The question, of course, is what can we say that European leaders haven’t already said. They have offered a variety of blandishments from planes to money without getting the slightest concession from the Iranians. Well, that isn’t entirely true since the Iranians have agreed to continue talking.

For many, that is a concession since they rely on the notion that process itself is the end rather than a means to an end. For the Iranians, negotiation is cover for the pursuit of its goals.

When the weapons are produced or near production, there will be nothing to talk about. At that point, we will beseech the Iranian leadership to act responsibly. But why should they? It is irresponsible behavior that has led to foreign policy rewards.

Negotiation offers another level of benefits for the Iranians. It conveys the impression at home that the regime cannot be toppled and it conveys the impression abroad that the regime is in place and regarded as legitimate by western powers.

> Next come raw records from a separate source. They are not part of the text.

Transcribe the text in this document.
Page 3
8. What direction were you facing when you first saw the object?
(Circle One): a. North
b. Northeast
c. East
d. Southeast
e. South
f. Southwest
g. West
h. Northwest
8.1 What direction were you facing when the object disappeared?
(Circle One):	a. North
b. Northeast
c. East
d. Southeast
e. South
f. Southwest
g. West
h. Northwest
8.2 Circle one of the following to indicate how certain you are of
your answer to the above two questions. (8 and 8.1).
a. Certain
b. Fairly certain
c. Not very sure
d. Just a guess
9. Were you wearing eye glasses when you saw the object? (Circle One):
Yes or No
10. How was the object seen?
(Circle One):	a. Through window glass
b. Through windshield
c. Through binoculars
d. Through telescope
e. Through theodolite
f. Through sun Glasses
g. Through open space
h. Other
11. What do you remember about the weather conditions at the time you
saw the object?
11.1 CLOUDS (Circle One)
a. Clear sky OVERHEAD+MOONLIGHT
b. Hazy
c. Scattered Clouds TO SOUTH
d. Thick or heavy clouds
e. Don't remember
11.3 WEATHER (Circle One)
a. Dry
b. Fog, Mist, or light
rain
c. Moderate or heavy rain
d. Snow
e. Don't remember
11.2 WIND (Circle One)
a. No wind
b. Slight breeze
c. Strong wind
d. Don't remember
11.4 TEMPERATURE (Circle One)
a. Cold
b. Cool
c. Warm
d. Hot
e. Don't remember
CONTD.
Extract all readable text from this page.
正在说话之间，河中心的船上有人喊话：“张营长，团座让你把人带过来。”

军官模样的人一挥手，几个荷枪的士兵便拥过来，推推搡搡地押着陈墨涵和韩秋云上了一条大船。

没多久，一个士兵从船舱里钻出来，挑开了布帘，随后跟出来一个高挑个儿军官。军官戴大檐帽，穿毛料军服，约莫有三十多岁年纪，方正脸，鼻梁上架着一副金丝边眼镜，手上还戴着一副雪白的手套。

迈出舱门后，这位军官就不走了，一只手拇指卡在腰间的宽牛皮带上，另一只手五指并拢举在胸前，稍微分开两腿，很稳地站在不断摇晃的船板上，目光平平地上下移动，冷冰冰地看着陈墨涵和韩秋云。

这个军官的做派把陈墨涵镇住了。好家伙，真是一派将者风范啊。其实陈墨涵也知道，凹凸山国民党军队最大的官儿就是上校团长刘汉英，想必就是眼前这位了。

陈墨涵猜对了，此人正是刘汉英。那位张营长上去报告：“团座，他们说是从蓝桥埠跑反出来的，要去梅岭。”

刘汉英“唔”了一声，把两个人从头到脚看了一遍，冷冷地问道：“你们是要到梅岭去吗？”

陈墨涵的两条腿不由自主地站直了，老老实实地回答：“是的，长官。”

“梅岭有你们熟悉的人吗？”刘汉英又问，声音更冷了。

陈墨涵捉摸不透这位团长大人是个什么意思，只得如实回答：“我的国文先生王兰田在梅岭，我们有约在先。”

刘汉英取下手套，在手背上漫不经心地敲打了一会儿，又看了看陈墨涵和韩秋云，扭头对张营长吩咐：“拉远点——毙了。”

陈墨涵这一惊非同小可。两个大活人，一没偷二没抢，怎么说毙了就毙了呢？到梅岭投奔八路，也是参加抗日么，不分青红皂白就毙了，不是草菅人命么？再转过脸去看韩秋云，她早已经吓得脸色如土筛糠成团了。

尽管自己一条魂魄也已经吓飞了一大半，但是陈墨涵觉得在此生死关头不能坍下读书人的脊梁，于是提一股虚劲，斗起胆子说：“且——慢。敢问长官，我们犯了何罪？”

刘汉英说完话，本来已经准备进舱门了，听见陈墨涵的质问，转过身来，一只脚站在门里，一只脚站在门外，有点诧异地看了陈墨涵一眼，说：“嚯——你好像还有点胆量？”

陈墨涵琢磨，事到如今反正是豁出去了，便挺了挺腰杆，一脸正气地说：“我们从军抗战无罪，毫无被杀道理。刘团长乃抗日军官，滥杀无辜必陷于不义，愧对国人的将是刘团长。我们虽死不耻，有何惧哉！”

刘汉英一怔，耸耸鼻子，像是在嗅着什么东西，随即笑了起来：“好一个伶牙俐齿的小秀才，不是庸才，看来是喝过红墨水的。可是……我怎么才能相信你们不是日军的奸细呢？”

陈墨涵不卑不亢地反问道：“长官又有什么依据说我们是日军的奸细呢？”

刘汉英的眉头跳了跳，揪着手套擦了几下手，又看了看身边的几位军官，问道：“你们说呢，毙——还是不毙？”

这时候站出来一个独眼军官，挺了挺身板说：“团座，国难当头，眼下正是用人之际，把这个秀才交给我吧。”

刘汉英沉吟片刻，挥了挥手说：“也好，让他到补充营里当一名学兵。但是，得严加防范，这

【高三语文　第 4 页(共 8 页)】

Should the U.S. promote a full scale regime change strategy, which it is apparently unwilling to risk, the mullahs, in order to insure their tenure, might accelerate uranium enrichment or buy a bomb or two from North Korea as an insurance policy against a successful coup. This scenario also reinforces the rationale for negotiation.

In the end, if U.S. action is neutralized by its own intelligence estimates and the much ballyhooed sanctions do not work in forestalling Iranian development of the bomb, there is little to do but pray. The question at that point is whether one prays to God or Allah.